Upaya bagi terwujudnya kebebasan pers di Indonesia sudah cukup panjang dengan rentang waktu lama mulai masa kolonial jauh sebelum proklamasi kemerdekaan. Ini dimulai antara lain dengan perjuangan untuk menghapus aturan dan tindakan lain yang menghantui kehidupan pers pada jaman Hindia Belanda. Selain pers bredel ordonnatie, juga haatzaai artikelen yang mengandung ancaman hukum terhadap siapa pun yang menyebutkan perasaan permusuhan dan kebencian serta penghinaan terhadap pemerintah Penjajah Belanda, juga terhadap sejumlah kelompok penduduk berdasarkan suku, agama, ras, dan kebangsaan serta keturunan.

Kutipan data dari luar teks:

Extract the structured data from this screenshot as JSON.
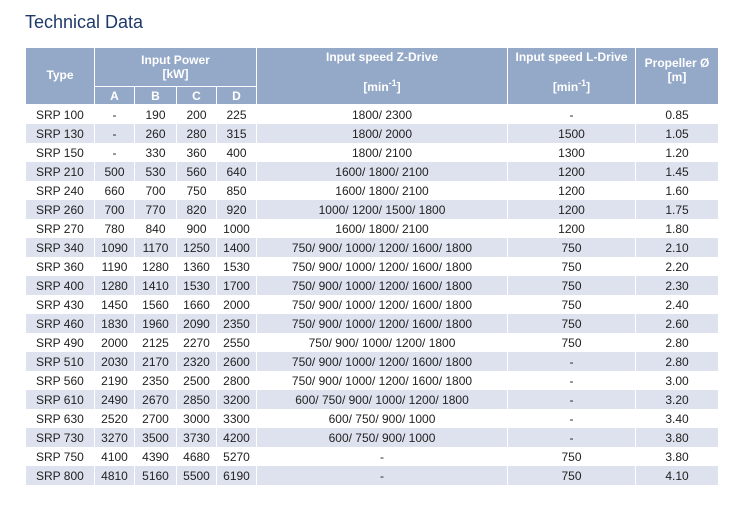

Peraturan yang Mengatur Kebebasan Pers:
1.    UUD No. 23 tahun 1954, tetapi dianggap bertentangan dengan pasal 19 dan 33 UUDS maka diubah menjadi pers bredel ordonnatie.
2.    UUD No. 28 tahun 1945, sebelum amandemen secara yuridis menjamin adanya kebebasan pers.
3.    Pasal 28 dan 28F dari UUD 1945.
4.    TAP MPR NO. IV/1978.
5.    UU tentang pers No. 40 tahun 1999, antara lain memperhatikan kepentingan dan peranan nasional sebagai berikut:
a.    Memenuhi hak masyarakat untuk mengetahui.
b.    Menegakkan nilai-nilai dasar demokrasi.
c.    Mendorong terwujudnya supremasi hukum, dan Hak Asasi Manusia.
d.    Menghormat kebhinekaan.
e.    Mengembangkan pendapat umum berdasarkan informasi yang tepat, akurat dan benar.
f.    Melakukan pengawasan, kritik, koreksi, dan saran terhadap hal-hal yang berkaitan dengan kepentingan umum.
g.    Memperjuangkan keadilan dan kebenaran.
h.    Perusahaan pers memberikan kesejahteraan kepada wartawan dan karyawan pers dalam bentuk kepemilikan saham dan atau pembagian laba bersih serta bentuk kesejahteraan lainnya.

Kebebasan pers bagi masyarakat

Dari dulu sejak kelahiran pers, baik di Indonesia maupun negara-negara lain, selalu ada kekuatan tarik-menarik antara media pers dengan masyarakat, pemerintah atau kekuatan politik. Bahkan bisa dengan masyarakat awam yang tidak senang atas pemberitaan, dengan cara melakukan tekanan, kadang-kadang dengan teror, demonstrasi dan dengan tindak kekerasan.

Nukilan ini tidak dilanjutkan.